Furthermore, the administration is becoming overwhelmed with the number of projects to be appraised.
Finally, we cannot ignore the influence of economic interests and lobby Companies – including some foundations with economic interests in the green energy and blue economy sectors – that promote renewable energy mega-projects that sound reasonable but actually practice Greenwashing / Bluewashing,
A good example of the flaw in regulatory processes is a recent study on the deployment of solar plants in the south-east of Spain. In this work we show that this deployment is done at the cost of areas of significant environmental value and that photovoltaic energy as currently implemented cannot be considered a sustainable economic activity.

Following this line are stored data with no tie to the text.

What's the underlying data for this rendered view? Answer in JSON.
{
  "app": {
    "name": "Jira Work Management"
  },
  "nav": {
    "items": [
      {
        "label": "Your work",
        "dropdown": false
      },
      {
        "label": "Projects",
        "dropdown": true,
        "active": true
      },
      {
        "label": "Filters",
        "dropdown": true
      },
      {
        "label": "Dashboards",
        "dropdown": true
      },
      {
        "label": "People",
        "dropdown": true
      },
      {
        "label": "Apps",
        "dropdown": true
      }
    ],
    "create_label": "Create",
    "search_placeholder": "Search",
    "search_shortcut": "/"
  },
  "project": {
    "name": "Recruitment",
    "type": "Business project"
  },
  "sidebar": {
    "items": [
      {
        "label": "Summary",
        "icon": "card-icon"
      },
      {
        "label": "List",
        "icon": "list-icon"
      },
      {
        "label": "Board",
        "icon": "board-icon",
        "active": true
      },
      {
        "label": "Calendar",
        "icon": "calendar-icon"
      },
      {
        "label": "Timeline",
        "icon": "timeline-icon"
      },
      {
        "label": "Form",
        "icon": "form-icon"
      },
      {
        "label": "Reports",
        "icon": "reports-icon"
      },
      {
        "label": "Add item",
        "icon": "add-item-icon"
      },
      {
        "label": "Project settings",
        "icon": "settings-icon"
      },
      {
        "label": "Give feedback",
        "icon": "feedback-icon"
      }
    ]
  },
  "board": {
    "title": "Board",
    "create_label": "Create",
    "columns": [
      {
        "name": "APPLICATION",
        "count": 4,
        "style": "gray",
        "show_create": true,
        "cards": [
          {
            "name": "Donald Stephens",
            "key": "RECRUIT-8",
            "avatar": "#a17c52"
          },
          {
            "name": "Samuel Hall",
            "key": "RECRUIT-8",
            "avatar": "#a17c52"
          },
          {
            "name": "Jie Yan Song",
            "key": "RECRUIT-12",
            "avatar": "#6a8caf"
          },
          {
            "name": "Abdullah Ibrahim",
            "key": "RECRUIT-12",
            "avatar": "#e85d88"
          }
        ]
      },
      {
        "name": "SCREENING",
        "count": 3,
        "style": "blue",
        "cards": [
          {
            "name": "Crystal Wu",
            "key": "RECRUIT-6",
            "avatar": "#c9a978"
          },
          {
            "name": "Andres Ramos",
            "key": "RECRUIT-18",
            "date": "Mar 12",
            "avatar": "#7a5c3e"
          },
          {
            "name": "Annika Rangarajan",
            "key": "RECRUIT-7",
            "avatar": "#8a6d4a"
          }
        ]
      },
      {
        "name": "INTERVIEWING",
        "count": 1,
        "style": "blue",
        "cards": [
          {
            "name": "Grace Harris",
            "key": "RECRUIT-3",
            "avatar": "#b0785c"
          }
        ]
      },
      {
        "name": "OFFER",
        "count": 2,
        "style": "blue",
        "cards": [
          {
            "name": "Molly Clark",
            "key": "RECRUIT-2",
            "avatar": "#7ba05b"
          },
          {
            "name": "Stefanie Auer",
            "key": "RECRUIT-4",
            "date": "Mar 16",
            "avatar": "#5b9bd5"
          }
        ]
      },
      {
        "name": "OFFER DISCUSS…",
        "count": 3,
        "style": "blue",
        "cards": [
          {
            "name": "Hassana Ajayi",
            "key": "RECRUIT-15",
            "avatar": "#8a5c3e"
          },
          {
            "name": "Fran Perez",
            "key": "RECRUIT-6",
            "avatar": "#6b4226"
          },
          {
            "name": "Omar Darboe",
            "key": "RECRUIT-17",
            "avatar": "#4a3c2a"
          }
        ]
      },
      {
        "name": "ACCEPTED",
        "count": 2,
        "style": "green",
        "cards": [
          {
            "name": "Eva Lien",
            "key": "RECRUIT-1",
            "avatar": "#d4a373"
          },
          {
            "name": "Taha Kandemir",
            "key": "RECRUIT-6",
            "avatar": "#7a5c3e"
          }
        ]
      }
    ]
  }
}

The study also shows that with proper regional planning it is possible to install predictable renewable energy with minimal impact on biodiversity. It concludes that the involvement of experts in the public notice period is necessary so that the administration can take an informed decision in acceptance or rejection of these projects.
evaluate before approving
Much of the scientific community has expressed our concern that the energy transition to renewable energy guarantees the conservation of spaces and species. Furthermore, if existing regulations are already insufficient to protect biodiversity, their relaxation will exacerbate environmental problems, of which biodiversity loss is, along with climate change, one of the most important on the planet.
Thus, more than 450 scientists from more than 100 national and foreign universities and research centers recently signed an open letter addressed to the Council of Europe calling for a reduction in environmental controls in favor of faster and more widespread deployment. Don’t be approved. renewable energy. The paper concludes that the implementation of renewable energy should be done without endangering biodiversity.
Despite the urgency of tackling climate change, it is necessary to study first and in-depth the adverse impacts these renewable energy megaprojects could have on landscapes that sustain biodiversity and the local socioeconomic fabric. and also assess other options, that is, alternative projects that can be implemented in other locations where environmental risks and costs to society are significantly lower or smaller projects that do not compromise biodiversity and associated ecosystem services.
Preserving areas of high biodiversity is important for the health of ecosystems, for our health and well-being, and for mitigating the effects of climate change. Like drugs to cure diseases, regulatory authorities (in this case, energy and environment) must cross-reference all studies and listen to the opinions of independent scientists before approving any renewable energy project. Because, despite the potential benefits advertised by energy companies, the side effects of these infrastructures can be severe and even result in patient death.
This article was written in collaboration with Luis Bolonio, Technician in Biodiversity Conservation and Development Cooperation, who serves as an external consultant to EEZA/CSIC.